The paper has several interesting ideas, but there are some conflicts as well. The main issue is that it uses FlowNet to handle dynamic regions but it still enforces epipolar constraints on the optical flow. Also it does not handle depth of the dynamic regions well.
Geometric constraints are more powerful than photometric constraints.
Key ideas
- Architecture: PoseNet + DepthNet + FlowNet.
- Terminology: 2D image: p and p’; 3D space: x and x’.
- Adaptive photometric loss:
- Pixels in two images are either due to ego motion, or secondary or non-rigidly moving objects. For scene structure not explainable by global rigid motion, one can rely on the more flexible optical flow.
- L = min(ego motion photometric loss, optical flow photometric loss)
- Q: if the FlowNet does a very good job, then depthNet is not well trained?

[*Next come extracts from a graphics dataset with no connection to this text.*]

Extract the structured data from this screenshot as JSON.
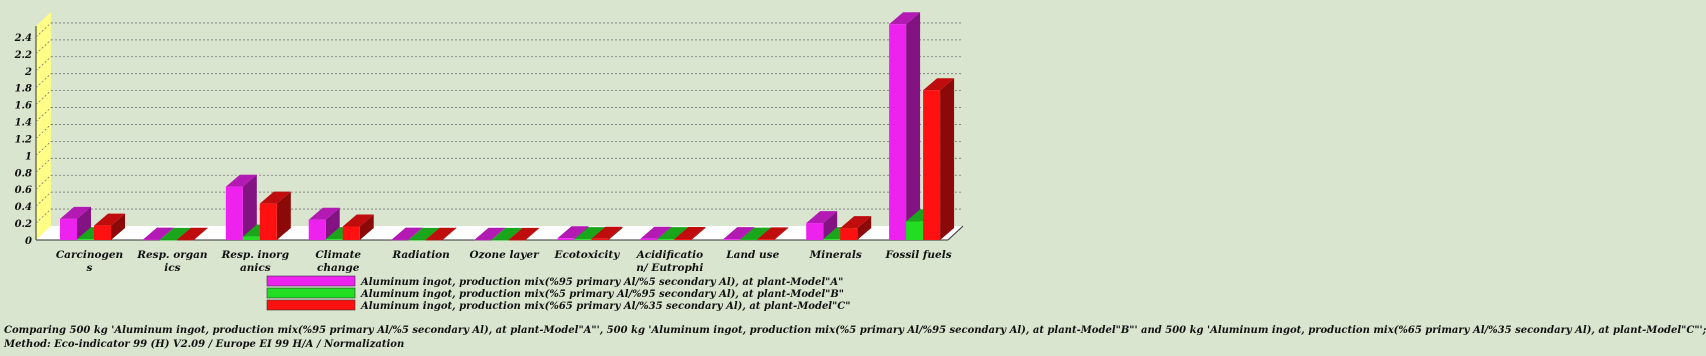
{
  "chart_data": {
    "type": "bar",
    "categories": [
      [
        "Carcinogen",
        "s"
      ],
      [
        "Resp. organ",
        "ics"
      ],
      [
        "Resp. inorg",
        "anics"
      ],
      [
        "Climate",
        "change"
      ],
      [
        "Radiation"
      ],
      [
        "Ozone layer"
      ],
      [
        "Ecotoxicity"
      ],
      [
        "Acidificatio",
        "n/ Eutrophi"
      ],
      [
        "Land use"
      ],
      [
        "Minerals"
      ],
      [
        "Fossil fuels"
      ]
    ],
    "series": [
      {
        "name": "Aluminum ingot, production mix(%95 primary Al/%5 secondary Al), at plant-Model\"A\"",
        "color": "#ee22ee",
        "values": [
          0.25,
          0.005,
          0.63,
          0.24,
          0.004,
          0.003,
          0.02,
          0.015,
          0.01,
          0.2,
          2.55
        ]
      },
      {
        "name": "Aluminum ingot, production mix(%5 primary Al/%95 secondary Al), at plant-Model\"B\"",
        "color": "#22dd22",
        "values": [
          0.01,
          0.001,
          0.04,
          0.01,
          0.001,
          0.001,
          0.01,
          0.01,
          0.005,
          0.01,
          0.22
        ]
      },
      {
        "name": "Aluminum ingot, production mix(%65 primary Al/%35 secondary Al), at plant-Model\"C\"",
        "color": "#ff1111",
        "values": [
          0.17,
          0.003,
          0.43,
          0.16,
          0.003,
          0.002,
          0.015,
          0.012,
          0.008,
          0.14,
          1.77
        ]
      }
    ],
    "yticks": [
      "0",
      "0.2",
      "0.4",
      "0.6",
      "0.8",
      "1",
      "1.2",
      "1.4",
      "1.6",
      "1.8",
      "2",
      "2.2",
      "2.4"
    ],
    "ylim": [
      0,
      2.6
    ],
    "grid": true,
    "legend_position": "bottom-center"
  },
  "footer": {
    "line1": "Comparing 500 kg 'Aluminum ingot, production mix(%95 primary Al/%5 secondary Al), at plant-Model\"A\"', 500 kg 'Aluminum ingot, production mix(%5 primary Al/%95 secondary Al), at plant-Model\"B\"' and 500 kg 'Aluminum ingot, production mix(%65 primary Al/%35 secondary Al), at plant-Model\"C\"';",
    "line2": "Method: Eco-indicator 99 (H) V2.09 / Europe EI 99 H/A / Normalization"
  }
}
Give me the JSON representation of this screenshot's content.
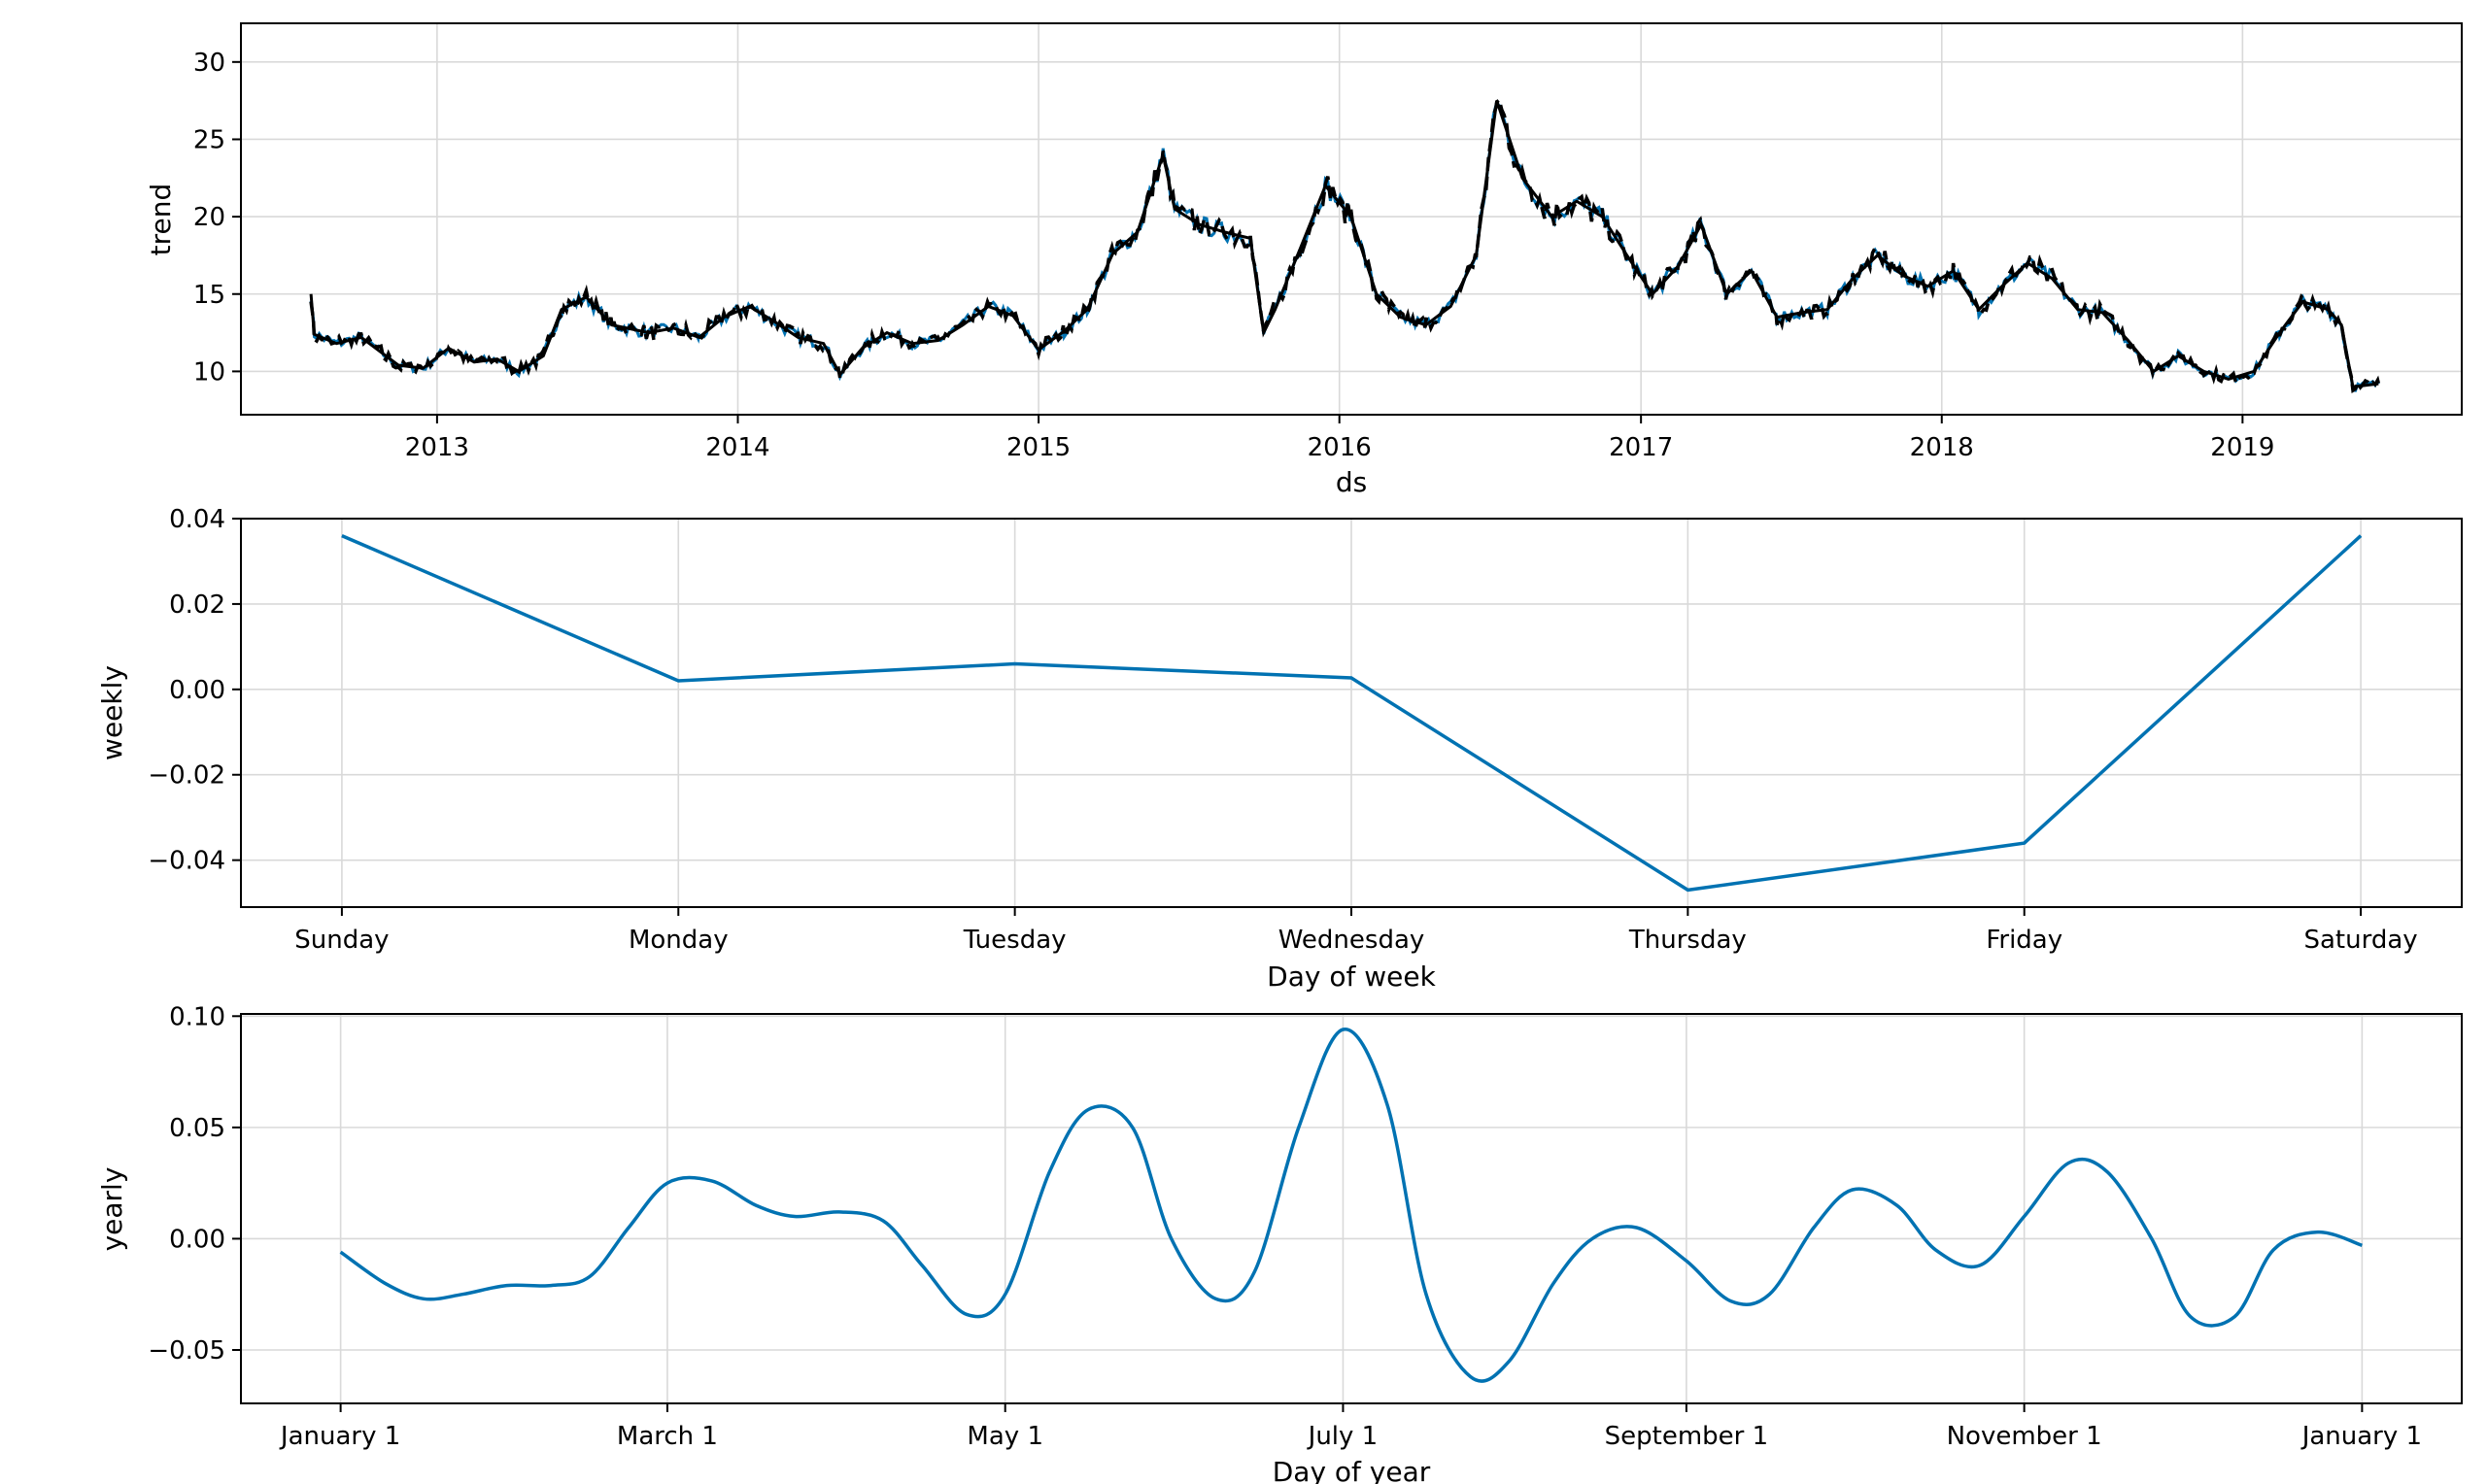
{
  "chart_data": [
    {
      "type": "line",
      "title": "",
      "xlabel": "ds",
      "ylabel": "trend",
      "x_tick_labels": [
        "2013",
        "2014",
        "2015",
        "2016",
        "2017",
        "2018",
        "2019"
      ],
      "x_tick_values": [
        "2013-01-01",
        "2014-01-01",
        "2015-01-01",
        "2016-01-01",
        "2017-01-01",
        "2018-01-01",
        "2019-01-01"
      ],
      "y_tick_labels": [
        "10",
        "15",
        "20",
        "25",
        "30"
      ],
      "y_tick_values": [
        10,
        15,
        20,
        25,
        30
      ],
      "xlim": [
        "2012-05-08",
        "2019-09-24"
      ],
      "ylim": [
        7.2,
        32.5
      ],
      "grid": true,
      "colors": {
        "trend": "#000000",
        "fitted": "#0072b2"
      },
      "series": [
        {
          "style": "solid-black",
          "x": [
            "2012-08-01",
            "2012-08-05",
            "2012-09-01",
            "2012-10-01",
            "2012-11-15",
            "2012-12-15",
            "2013-01-15",
            "2013-02-15",
            "2013-03-15",
            "2013-04-10",
            "2013-05-10",
            "2013-06-01",
            "2013-07-01",
            "2013-08-01",
            "2013-09-15",
            "2013-10-15",
            "2013-11-15",
            "2013-12-15",
            "2014-01-15",
            "2014-02-15",
            "2014-03-15",
            "2014-04-15",
            "2014-05-05",
            "2014-06-01",
            "2014-07-01",
            "2014-08-01",
            "2014-09-01",
            "2014-10-01",
            "2014-11-01",
            "2014-12-01",
            "2015-01-01",
            "2015-02-01",
            "2015-03-01",
            "2015-04-01",
            "2015-05-01",
            "2015-06-01",
            "2015-06-15",
            "2015-07-15",
            "2015-08-15",
            "2015-09-15",
            "2015-10-01",
            "2015-10-15",
            "2015-11-15",
            "2015-12-15",
            "2016-01-15",
            "2016-02-15",
            "2016-03-15",
            "2016-04-15",
            "2016-05-15",
            "2016-06-15",
            "2016-07-10",
            "2016-08-10",
            "2016-09-15",
            "2016-10-15",
            "2016-11-15",
            "2016-12-15",
            "2017-01-15",
            "2017-02-15",
            "2017-03-15",
            "2017-04-15",
            "2017-05-15",
            "2017-06-15",
            "2017-07-15",
            "2017-08-15",
            "2017-09-15",
            "2017-10-15",
            "2017-11-15",
            "2017-12-15",
            "2018-01-15",
            "2018-02-15",
            "2018-03-15",
            "2018-04-15",
            "2018-05-15",
            "2018-06-15",
            "2018-07-15",
            "2018-08-15",
            "2018-09-15",
            "2018-10-15",
            "2018-11-15",
            "2018-12-15",
            "2019-01-15",
            "2019-02-15",
            "2019-03-15",
            "2019-04-15",
            "2019-05-01",
            "2019-05-15",
            "2019-06-15"
          ],
          "y": [
            15.0,
            12.4,
            11.8,
            12.2,
            10.4,
            10.2,
            11.5,
            10.6,
            10.8,
            10.0,
            11.0,
            14.0,
            14.8,
            13.0,
            12.5,
            12.8,
            12.2,
            13.5,
            14.2,
            13.2,
            12.2,
            11.8,
            9.8,
            11.5,
            12.5,
            11.8,
            12.0,
            13.0,
            14.2,
            13.6,
            11.4,
            12.6,
            14.0,
            17.6,
            19.0,
            24.0,
            20.5,
            19.5,
            19.0,
            18.6,
            12.5,
            14.0,
            18.0,
            22.0,
            20.0,
            15.0,
            13.5,
            13.0,
            14.2,
            17.5,
            27.5,
            22.5,
            20.0,
            21.0,
            20.0,
            17.5,
            15.0,
            16.8,
            19.5,
            15.0,
            16.5,
            13.5,
            13.8,
            14.0,
            16.0,
            17.5,
            16.2,
            15.5,
            16.5,
            14.0,
            15.5,
            17.0,
            16.0,
            14.0,
            13.8,
            12.0,
            10.0,
            11.0,
            10.0,
            9.5,
            10.0,
            12.5,
            14.5,
            14.0,
            13.0,
            9.0,
            9.2
          ]
        }
      ]
    },
    {
      "type": "line",
      "title": "",
      "xlabel": "Day of week",
      "ylabel": "weekly",
      "categories": [
        "Sunday",
        "Monday",
        "Tuesday",
        "Wednesday",
        "Thursday",
        "Friday",
        "Saturday"
      ],
      "y_tick_labels": [
        "−0.04",
        "−0.02",
        "0.00",
        "0.02",
        "0.04"
      ],
      "y_tick_values": [
        -0.04,
        -0.02,
        0.0,
        0.02,
        0.04
      ],
      "ylim": [
        -0.051,
        0.04
      ],
      "grid": true,
      "color": "#0072b2",
      "series": [
        {
          "values": [
            0.036,
            0.002,
            0.006,
            0.0027,
            -0.047,
            -0.036,
            0.036
          ]
        }
      ]
    },
    {
      "type": "line",
      "title": "",
      "xlabel": "Day of year",
      "ylabel": "yearly",
      "x_tick_labels": [
        "January 1",
        "March 1",
        "May 1",
        "July 1",
        "September 1",
        "November 1",
        "January 1"
      ],
      "x_tick_values": [
        0,
        59,
        120,
        181,
        243,
        304,
        365
      ],
      "y_tick_labels": [
        "−0.05",
        "0.00",
        "0.05",
        "0.10"
      ],
      "y_tick_values": [
        -0.05,
        0.0,
        0.05,
        0.1
      ],
      "xlim": [
        -18,
        383
      ],
      "ylim": [
        -0.074,
        0.101
      ],
      "grid": true,
      "color": "#0072b2",
      "series": [
        {
          "x": [
            0,
            8,
            15,
            22,
            30,
            38,
            45,
            52,
            59,
            67,
            75,
            82,
            90,
            98,
            105,
            113,
            120,
            128,
            135,
            143,
            150,
            158,
            165,
            173,
            181,
            189,
            196,
            204,
            211,
            219,
            226,
            234,
            243,
            251,
            258,
            266,
            273,
            281,
            288,
            296,
            304,
            312,
            319,
            327,
            334,
            342,
            349,
            357,
            365
          ],
          "y": [
            -0.006,
            -0.02,
            -0.027,
            -0.025,
            -0.021,
            -0.021,
            -0.017,
            0.005,
            0.025,
            0.026,
            0.015,
            0.01,
            0.012,
            0.008,
            -0.012,
            -0.034,
            -0.025,
            0.03,
            0.058,
            0.05,
            0.0,
            -0.027,
            -0.015,
            0.05,
            0.094,
            0.06,
            -0.025,
            -0.062,
            -0.055,
            -0.02,
            0.0,
            0.005,
            -0.01,
            -0.028,
            -0.025,
            0.005,
            0.022,
            0.015,
            -0.005,
            -0.012,
            0.01,
            0.034,
            0.03,
            0.0,
            -0.035,
            -0.035,
            -0.005,
            0.003,
            -0.003
          ]
        }
      ]
    }
  ]
}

- Multiview 3D structure consistency:
- Projected points p and p’ back to 3D, x and x’ should agree with each other. It is a 3D loss.
- Epipolar constraint loss for optical flow
- p and p’ should be connected by the essential matrix expressed by the pose (by E = t^R).
- Online refinement strategies.
- Parameter finetuning
- Output finetuning: faster as the number of pixels is smaller than number of params.
Technical details
- With multiview loss, after refinement the loss drops to the lowest.
- Each training sample is a snippet consisting of three consecutive frames.
Notes
- FlowNet is used to model moving objects. However the epipolar constraint breaks for moving objects. Maybe a mask would work better?
- The depth of moving object is still not well handled.